Santa Fe is the third-largest art market in the United States, home to about 250 art galleries. Groups can do progressive meetings or dinners, stopping at several galleries for wine, appetizers and dinner, all while enjoying collections of art that could include historic Native American pieces, or Remingtons and Picassos.

800-777-2489
www.santafe.org

Roswell
Roswell, N.M., hardly needs an introduction. The city is known worldwide as the home of all things alien, so much so that even the glass globes on street lamps are green with black eyes.
Roswell resident and local researcher Dennis Balthaser has made a business of educating others about Roswell’s alien past. He runs Roswell UFO Tours and takes groups to places tourists may not know about, such as the newspaper office and the old military base, all while filling his passengers in on cover-up conspiracies and alien autopsies.

There’s also the International UFO Museum and Research Center, where groups can spend 30 minutes or several hours learning about the alleged 1947 UFO crash that happened about 30 miles north of Roswell.

But it isn’t all aliens all the time in Roswell.

“There’s so much to see in Roswell that people don’t realize,” said Megan Creighton, event service director for the Roswell Convention, Civic and Visitors Center.

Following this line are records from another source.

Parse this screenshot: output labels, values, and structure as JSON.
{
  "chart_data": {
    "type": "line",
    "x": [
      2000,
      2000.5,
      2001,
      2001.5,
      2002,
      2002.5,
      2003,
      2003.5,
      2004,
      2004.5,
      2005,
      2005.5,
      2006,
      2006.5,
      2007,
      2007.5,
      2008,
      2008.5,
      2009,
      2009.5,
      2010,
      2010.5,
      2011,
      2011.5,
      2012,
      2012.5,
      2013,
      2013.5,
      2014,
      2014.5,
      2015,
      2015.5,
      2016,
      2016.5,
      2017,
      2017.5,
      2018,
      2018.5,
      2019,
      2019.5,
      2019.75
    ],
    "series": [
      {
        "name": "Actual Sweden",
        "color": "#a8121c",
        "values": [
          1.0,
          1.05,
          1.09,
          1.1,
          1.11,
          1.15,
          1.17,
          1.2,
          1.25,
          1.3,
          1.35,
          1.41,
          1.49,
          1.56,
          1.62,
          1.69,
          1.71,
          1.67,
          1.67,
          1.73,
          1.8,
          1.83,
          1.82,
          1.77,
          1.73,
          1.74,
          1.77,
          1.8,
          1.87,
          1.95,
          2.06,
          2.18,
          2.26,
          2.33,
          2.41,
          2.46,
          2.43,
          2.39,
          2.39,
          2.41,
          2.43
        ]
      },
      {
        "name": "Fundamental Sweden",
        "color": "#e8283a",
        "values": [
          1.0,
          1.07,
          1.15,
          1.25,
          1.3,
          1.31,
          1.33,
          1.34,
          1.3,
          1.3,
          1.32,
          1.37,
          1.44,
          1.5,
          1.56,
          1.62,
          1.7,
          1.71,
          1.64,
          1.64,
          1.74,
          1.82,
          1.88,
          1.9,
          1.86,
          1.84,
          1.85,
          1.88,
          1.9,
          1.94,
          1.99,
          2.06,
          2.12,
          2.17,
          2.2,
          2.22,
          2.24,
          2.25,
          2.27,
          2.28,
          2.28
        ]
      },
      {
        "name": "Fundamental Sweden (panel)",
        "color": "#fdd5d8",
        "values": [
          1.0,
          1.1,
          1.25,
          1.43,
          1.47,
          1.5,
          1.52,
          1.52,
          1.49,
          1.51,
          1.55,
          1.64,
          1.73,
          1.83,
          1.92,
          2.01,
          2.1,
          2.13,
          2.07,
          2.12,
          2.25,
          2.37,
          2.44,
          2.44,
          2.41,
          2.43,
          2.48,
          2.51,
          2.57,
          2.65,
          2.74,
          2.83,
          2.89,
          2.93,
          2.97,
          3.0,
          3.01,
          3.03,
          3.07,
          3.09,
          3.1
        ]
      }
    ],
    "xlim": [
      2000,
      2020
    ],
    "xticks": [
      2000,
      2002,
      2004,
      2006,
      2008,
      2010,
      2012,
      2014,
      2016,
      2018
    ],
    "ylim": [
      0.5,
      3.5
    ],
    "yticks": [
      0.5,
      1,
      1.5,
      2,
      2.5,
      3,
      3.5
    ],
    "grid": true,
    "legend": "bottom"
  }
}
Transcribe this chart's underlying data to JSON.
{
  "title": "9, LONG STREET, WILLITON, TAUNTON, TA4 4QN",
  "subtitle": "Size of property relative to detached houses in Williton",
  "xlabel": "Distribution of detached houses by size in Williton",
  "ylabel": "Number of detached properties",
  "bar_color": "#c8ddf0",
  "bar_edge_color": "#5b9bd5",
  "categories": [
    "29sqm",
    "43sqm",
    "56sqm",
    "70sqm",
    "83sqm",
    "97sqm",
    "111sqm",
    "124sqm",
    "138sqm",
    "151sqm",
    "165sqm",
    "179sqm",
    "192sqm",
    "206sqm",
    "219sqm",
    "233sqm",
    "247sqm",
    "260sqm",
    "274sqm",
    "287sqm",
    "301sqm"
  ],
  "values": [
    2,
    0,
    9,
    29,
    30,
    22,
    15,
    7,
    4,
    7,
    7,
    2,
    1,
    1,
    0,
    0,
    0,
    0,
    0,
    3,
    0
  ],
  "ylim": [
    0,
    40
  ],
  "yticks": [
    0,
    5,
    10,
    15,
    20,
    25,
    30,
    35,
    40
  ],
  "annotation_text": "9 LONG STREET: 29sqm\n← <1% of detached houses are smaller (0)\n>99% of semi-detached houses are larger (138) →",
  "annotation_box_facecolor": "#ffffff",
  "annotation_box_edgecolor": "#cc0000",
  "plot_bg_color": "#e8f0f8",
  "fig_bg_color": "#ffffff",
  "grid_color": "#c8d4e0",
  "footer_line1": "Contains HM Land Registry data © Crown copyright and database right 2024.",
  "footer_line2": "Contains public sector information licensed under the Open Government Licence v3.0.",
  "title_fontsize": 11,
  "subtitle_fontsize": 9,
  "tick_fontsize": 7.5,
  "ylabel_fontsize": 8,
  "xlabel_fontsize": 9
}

The city also has “a variety of museums that offer something for everybody’s tastes,” and each, except the UFO museum, is free to the public, Creighton said.

Hispanic and Native American art are the focus of the Roswell Museum and Art Center;the Anderson Museum of Contemporary Art concentrates on local artists.

For events, the Roswell Convention, Civic and Visitors Center has a 13,000-square-foot exhibit hall and three meetings rooms. This spring, the city adds  two hotels, a 104-room Holiday Inn and conference center and a 71-suite Marriott TownePlace Suites.